Easy gains in childcare property are becoming harder to find, as investors focus more closely on local supply, demand and operator strength.
According to market figures outlined by CBRE the sector is riding a historic wave of capital, with total transaction volumes reaching a record $1.44 billion in 2025 – nearly doubling the activity from three years prior – while the opening quarter of 2026 logged $188 million in deals.
Yet, beneath these robust headline figures, a sharp geographical divide and severe operational pressures are fundamentally changing the game for landlords.
A major challenge for investors is the localised oversupply triggered by the suburban development boom of 2021 and 2022.
In saturated pockets, multiple centres are fighting for the same catchment of children aged zero to five, putting effective rents and lease structures under immediate pressure.
While the national market average sits at 0.47 approved places per child, hyper-local variances are stark, with Victoria’s Glen Eira/Caulfield sitting at an oversupplied 0.69 ratio and Queensland’s Nundah climbing to 0.58, contrasted heavily against high-demand, undersupplied corridors like Victoria’s Dandenong at 0.31 and Queensland’s Acacia Ridge at 0.34.
As Vanessa Rader, Head of Research at Ray White, explains, investors who can identify authentic demand gaps are finding willing operators and supportive fundamentals, while those holding assets in saturated markets face a very different conversation.
“The easy growth phase is over, and the conditions now shaping the sector demand considerably more sophistication than was required even three years ago.”
With new supply pacing at roughly 30,000 places annually across 2024 and 2025, older and less efficient facilities are being squeezed out, resulting in roughly 5,000 places lost to centre closures each year as modern, purpose-built offerings take over.

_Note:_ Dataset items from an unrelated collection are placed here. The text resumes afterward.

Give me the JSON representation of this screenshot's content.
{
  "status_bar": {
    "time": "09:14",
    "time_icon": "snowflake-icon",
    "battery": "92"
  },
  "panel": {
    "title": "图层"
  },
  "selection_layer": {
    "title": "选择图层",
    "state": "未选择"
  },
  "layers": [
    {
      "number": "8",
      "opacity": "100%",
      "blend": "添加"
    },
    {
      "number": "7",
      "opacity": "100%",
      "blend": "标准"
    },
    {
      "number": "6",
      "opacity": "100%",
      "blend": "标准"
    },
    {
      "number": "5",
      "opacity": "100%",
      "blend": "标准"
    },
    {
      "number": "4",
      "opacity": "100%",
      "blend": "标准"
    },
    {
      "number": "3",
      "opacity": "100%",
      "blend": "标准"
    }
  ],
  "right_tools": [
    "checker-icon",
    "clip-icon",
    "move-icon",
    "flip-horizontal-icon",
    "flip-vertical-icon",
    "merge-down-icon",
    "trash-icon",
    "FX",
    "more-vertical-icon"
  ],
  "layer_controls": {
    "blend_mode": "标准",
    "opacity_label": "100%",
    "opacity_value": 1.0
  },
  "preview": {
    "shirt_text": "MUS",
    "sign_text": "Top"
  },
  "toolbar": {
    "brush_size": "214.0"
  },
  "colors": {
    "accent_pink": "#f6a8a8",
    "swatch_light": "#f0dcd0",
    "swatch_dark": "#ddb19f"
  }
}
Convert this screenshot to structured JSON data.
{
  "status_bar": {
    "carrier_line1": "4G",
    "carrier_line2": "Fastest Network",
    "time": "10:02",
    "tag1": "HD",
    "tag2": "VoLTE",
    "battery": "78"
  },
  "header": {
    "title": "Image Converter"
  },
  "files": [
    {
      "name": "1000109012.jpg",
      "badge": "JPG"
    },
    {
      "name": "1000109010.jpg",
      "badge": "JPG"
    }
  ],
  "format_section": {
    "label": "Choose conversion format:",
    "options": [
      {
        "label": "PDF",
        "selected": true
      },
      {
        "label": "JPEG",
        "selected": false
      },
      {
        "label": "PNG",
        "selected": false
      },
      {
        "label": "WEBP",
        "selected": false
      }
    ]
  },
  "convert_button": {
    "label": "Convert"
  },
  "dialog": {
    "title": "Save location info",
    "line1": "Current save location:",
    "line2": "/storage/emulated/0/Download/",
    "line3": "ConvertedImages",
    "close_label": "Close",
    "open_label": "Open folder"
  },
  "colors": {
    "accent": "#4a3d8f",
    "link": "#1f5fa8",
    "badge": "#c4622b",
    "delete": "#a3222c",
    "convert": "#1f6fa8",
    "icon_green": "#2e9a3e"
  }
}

At the same time, a chronic staffing shortage and tighter regulatory qualification requirements under the National Quality Framework are placing immense operational pressure on the remaining market.
“Staffing remains the most immediate operational constraint,” said Ms Ryder. “Qualified early childhood educators are in short supply, and regulatory changes under the National Quality Framework have tightened minimum qualification requirements at a point when the labour market is already stretched.
“Operators with strong workplace cultures and genuine investment in staff retention are pulling ahead of those relying on agency labour or rapid rollouts. For property investors, this makes lease covenant quality more important than ever. A centre at 60 per cent occupancy with an undercapitalised operator is a fundamentally different proposition to one with a proven provider running at 85 per cent, even if the passing rent looks identical.”
For property investors, this operational pressure makes lease covenant quality paramount, forcing institutional landlords to routinely request detailed occupancy data and conduct site visits before committing capital.
Landlords increasingly recognise that a centre sitting at 60% occupancy with an undercapitalised operator represents a significant long-term failure risk, whereas a proven provider running at 85% occupancy offers a fundamentally different risk profile, even if the passing rent looks identical.
Highlighting this shift, Charles Assaf, CEO of Montessori Academy told CBRE, that families are seeking safe, consistent, high-quality education and care, while investors are looking for operators with scale, capability, and long-term vision.
Those who can deliver this balance are shaping the future of early learning in Australia.”
This operational environment is accelerating sector consolidation, as smaller boutique operators facing rising compliance costs explore exit options, allowing scaled, institutional tenants to selectively acquire prime locations.
While the underlying financial architecture of childcare property remains sector insulated from economic downturns due to rising female workforce participation and the federal government’s expanded “3 Day Guarantee” subsidy introduced in January 2026, the capitalisation rates reflect a widening spread between prime and secondary assets.
The median transaction yield stabilised at 5% in early 2026, but premium metropolitan facilities with tier-1 operators command sharp yields between 4.00% and 4.50%, as seen in the recent $11.5 million trade of the Only About Children centre in Turramurra, NSW, on a 4.54% yield.
Meanwhile, secondary locations and oversupplied commuter belts are softening toward 6% and above.
Ultimately, the macroeconomic fundamentals supporting childcare real estate remain solid, but passive investing is no longer viable; securing a tenant with genuine scale, sound financials, and a child-friendly design layout is now the definitive line between an asset that performs across its full lease term and one that defaults.